Bir kültürü, gizlenmemiş önemsizliklerin çıktısına göre değil, önemli olduğunu iddia ettiği şeyleri ölçmüyoruz.
(We do not measure a culture based on its output of undisguised trivialities, but what it claims as significant.)
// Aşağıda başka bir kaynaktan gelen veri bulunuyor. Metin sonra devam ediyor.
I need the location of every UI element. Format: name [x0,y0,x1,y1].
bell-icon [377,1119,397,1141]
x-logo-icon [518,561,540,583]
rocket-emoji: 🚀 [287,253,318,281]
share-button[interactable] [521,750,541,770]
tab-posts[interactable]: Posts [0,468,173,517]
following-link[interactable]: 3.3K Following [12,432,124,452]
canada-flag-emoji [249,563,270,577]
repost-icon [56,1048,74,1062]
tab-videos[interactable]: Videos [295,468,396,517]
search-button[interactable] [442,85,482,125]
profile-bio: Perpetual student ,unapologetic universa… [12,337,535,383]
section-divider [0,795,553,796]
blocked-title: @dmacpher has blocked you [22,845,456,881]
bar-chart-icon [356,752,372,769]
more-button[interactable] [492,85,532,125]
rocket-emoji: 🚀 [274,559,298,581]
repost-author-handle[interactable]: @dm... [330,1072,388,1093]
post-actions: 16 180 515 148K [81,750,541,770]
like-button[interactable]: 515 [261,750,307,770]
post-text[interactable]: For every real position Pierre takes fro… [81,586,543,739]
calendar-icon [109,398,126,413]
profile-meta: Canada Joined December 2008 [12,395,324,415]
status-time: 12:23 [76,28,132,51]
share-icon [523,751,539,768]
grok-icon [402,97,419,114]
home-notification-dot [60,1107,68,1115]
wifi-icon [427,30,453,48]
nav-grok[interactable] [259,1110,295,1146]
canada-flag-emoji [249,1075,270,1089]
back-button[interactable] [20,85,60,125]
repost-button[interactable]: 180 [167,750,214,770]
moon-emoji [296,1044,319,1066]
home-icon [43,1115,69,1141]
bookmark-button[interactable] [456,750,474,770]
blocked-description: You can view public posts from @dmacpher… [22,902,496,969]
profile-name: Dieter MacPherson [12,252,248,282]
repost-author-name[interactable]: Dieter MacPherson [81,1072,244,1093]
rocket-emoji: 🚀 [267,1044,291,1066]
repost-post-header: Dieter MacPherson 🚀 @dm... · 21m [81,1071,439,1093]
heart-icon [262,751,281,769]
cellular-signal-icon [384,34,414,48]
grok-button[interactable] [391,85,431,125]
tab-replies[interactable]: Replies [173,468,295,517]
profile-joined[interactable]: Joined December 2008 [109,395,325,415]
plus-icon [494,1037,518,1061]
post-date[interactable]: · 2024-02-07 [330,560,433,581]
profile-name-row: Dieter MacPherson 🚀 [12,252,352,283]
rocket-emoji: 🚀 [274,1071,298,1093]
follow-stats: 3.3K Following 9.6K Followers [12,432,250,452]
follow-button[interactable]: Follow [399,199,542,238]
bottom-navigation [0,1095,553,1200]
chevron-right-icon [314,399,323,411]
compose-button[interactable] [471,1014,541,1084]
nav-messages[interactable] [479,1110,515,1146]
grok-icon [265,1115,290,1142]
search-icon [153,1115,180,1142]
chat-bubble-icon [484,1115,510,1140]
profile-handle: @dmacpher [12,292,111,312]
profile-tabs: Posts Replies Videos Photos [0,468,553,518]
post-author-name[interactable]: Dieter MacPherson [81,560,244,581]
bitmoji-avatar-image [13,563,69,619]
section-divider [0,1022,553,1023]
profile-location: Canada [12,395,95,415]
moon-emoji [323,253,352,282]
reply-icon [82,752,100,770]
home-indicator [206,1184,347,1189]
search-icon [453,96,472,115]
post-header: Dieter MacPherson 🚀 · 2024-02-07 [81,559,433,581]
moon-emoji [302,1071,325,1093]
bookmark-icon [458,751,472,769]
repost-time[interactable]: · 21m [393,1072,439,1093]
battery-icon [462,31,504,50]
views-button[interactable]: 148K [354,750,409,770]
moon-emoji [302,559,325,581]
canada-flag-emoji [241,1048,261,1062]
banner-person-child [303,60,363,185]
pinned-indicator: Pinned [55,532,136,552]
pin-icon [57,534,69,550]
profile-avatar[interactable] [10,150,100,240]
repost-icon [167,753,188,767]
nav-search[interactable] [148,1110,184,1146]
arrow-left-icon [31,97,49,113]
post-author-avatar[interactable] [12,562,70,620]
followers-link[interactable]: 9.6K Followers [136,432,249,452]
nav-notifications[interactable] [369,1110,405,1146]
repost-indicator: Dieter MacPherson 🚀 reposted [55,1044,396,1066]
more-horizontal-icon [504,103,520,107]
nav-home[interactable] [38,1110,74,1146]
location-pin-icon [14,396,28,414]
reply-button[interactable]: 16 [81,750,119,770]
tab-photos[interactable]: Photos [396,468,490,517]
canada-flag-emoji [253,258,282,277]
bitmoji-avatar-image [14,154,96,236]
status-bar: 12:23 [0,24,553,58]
Neil Postman, "Kendimizi Ölümle Eğlendirmek" adlı kitabında, bir kültürün gerçek ölçüsünün yüzeysel eğlencelerinde değil, önemli olan şeyde olduğunu savunuyor. Toplumsal önemin, önemsiz içerik çıktısını değerlendirmek yerine, bir kültürün fikirlerine yaklaştığı derinlik ve ciddiyetle belirlendiğini vurgular. Bu perspektif, toplumların benimsediği ve öncelik verdiği kültürel anlatıların daha yakından incelenmesini teşvik etmektedir.
Postman'ın içgörüleri, modern medyanın, özellikle televizyonun kamu söylemini nasıl şekillendirdiğine dair bir yansıma davet ediyor. Eğlence gittikçe daha fazla iletişim kurdukça, zorluk gerçekten anlamlı olanı ve sadece eğlence için olanı ayırt etmektir. Mesajı, bireyleri anlamlı bir kültüre katkıda bulunan fikirlerle ilgilenmeye ve önceliklendirmeye çağırarak, maddi konuşmalarda eğlenceye değer verme eğiliminin bir eleştirisi olarak hizmet ediyor.